Why shouldn’t you Watch This Film?

                Like the novel it is based on, Lolita fails to grant much agency at all to its female characters and often treats them with the same flippant attitude taken by “protagonist” Professor Humbert. Lolita’s mother Charlotte takes on the persona of equally overbearing and permissive mother, existing only to bring trouble to Humbert and Dolores, rather than the sympathetic and manipulated character that she truly is – the victim of an incredibly perverted suitor. Likewise, because of the implicit nature of the abuse in the film, Lolita comes across at first as intentionally seductive and eventually unreasonably vengeful, rather than simply a youthful victim of a child predator. The treatment of Lolita as almost a femme fatale, causing the decline in health and morals of a previously “respectable” professor, detracts from the film’s true message of critiquing such sexualization and condemning the actions of the professor. Because of how despicable we know this character to be, there is no need to justify the actions of the professor, nor to vilify the victim, Dolores.

So wait, why should you Watch This Film?

                Because of the aforementioned criticisms, it is important to approach Lolita with eyes wide open and not become sympathetic toward the film’s unreliable narrator. With that said, the performances in this film should be celebrated. Due to the sexual nature of basically everything in this film, most of the actual story is told implicitly through the expressions and statements of its characters, and that part is done unbelievably well.
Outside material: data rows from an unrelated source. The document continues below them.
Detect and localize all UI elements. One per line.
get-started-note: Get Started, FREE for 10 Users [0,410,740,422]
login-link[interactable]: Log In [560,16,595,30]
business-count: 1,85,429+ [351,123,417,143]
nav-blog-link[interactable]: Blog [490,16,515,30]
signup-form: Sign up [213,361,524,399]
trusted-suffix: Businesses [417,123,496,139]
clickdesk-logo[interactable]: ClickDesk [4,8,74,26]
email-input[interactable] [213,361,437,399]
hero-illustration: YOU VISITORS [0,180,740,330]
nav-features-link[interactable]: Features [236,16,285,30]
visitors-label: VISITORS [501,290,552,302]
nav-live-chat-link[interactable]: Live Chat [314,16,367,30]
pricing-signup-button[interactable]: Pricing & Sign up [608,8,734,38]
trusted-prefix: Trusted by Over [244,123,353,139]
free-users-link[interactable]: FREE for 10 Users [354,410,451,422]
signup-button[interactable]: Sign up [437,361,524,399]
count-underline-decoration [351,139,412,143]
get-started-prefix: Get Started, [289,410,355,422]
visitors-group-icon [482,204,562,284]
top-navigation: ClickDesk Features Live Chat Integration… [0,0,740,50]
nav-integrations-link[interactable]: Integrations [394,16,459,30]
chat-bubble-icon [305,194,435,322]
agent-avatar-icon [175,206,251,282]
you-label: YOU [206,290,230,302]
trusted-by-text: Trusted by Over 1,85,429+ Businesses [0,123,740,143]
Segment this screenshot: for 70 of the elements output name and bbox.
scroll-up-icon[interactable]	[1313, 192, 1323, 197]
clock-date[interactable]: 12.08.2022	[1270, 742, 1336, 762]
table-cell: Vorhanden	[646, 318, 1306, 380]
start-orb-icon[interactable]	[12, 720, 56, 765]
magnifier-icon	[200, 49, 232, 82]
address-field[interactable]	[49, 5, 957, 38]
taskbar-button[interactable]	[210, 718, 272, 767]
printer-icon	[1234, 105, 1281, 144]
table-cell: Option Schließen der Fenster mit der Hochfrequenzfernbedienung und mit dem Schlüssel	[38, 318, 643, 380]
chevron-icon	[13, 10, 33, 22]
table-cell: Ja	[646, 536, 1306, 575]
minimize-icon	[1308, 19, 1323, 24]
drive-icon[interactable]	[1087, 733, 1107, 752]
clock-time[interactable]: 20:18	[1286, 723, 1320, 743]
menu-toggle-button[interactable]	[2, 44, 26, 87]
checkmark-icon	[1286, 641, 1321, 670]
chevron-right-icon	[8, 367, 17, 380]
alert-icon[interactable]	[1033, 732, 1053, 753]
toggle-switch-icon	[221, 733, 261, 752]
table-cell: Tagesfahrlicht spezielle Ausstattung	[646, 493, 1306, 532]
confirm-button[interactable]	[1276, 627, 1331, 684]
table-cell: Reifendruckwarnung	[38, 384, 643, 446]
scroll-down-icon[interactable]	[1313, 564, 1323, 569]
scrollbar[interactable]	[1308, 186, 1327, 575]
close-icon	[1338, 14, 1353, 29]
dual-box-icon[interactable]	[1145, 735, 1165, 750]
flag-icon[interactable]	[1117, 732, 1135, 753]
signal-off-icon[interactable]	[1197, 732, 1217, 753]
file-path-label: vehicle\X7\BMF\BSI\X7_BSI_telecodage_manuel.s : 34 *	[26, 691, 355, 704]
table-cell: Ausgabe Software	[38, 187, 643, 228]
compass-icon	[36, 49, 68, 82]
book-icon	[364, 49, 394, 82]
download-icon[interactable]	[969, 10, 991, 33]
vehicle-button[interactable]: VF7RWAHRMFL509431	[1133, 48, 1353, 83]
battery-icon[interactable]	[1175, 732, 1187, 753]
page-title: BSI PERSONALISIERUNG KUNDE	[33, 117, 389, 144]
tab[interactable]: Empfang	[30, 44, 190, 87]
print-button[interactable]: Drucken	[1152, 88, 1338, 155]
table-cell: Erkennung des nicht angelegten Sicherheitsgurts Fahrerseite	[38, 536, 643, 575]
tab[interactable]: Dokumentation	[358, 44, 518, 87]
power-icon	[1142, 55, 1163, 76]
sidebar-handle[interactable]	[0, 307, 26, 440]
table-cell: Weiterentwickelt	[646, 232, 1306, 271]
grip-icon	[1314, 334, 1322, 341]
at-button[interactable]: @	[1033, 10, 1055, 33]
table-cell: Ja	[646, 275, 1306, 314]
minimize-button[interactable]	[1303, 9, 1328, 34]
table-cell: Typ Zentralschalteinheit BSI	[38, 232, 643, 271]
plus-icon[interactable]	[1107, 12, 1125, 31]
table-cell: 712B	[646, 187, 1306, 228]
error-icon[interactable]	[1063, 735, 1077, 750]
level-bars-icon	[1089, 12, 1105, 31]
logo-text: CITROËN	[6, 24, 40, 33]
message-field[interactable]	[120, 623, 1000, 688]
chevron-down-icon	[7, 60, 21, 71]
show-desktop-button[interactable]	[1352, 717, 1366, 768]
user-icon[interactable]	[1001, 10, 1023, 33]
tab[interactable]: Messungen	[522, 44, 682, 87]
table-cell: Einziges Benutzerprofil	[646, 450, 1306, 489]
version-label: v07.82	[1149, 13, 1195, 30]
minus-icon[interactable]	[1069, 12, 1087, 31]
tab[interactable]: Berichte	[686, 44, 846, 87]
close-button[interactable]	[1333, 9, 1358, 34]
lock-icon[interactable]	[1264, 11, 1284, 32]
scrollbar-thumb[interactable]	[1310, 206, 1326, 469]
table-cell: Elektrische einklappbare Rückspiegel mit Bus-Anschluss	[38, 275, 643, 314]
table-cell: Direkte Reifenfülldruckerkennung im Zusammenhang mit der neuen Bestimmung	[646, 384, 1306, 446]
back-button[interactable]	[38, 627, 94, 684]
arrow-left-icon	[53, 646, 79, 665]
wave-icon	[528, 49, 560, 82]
James Mason’s Professor Humbert is fascinatingly despicable and manipulative, in similar fashion to Joaquin Phoenix’s Arthur Fleck in Joker or Edward Norton’s Narrator in Fight Club, not a hero by any means but compelling, nonetheless. Shelley Winters as Dolores’s mother Charlotte delivers a tragically lovelorn performance, portraying desire and then heartbreak with equal skill. The young Sue Lyon shines as Lolita, particularly in her earlier scenes as the dominating temptress, filling in the role of femme fatale convincingly – flawed though such a portrayal may be. Peter Sellers as Clare Quilty might be the true star of the film, though. Opening as a deeply drug-addled murder victim, he then turns in scene-stealing performance after scene-stealing performance as the villainous writer/child predator who hounds Dolores and Humbert across America.

                Problematic though it undoubtedly remains, Lolita’s strong performances coupled with its ultimate condemnation of the predatory nature of both Humbert and Quilty help make its place among the Greatest Films of All Time feel less controversial. Its issues crafting strong female characters certainly make it one that merits watching with a critical eye, but it is certainly still a film worth watching. If you’re interested, it’s currently streaming on HBO Max.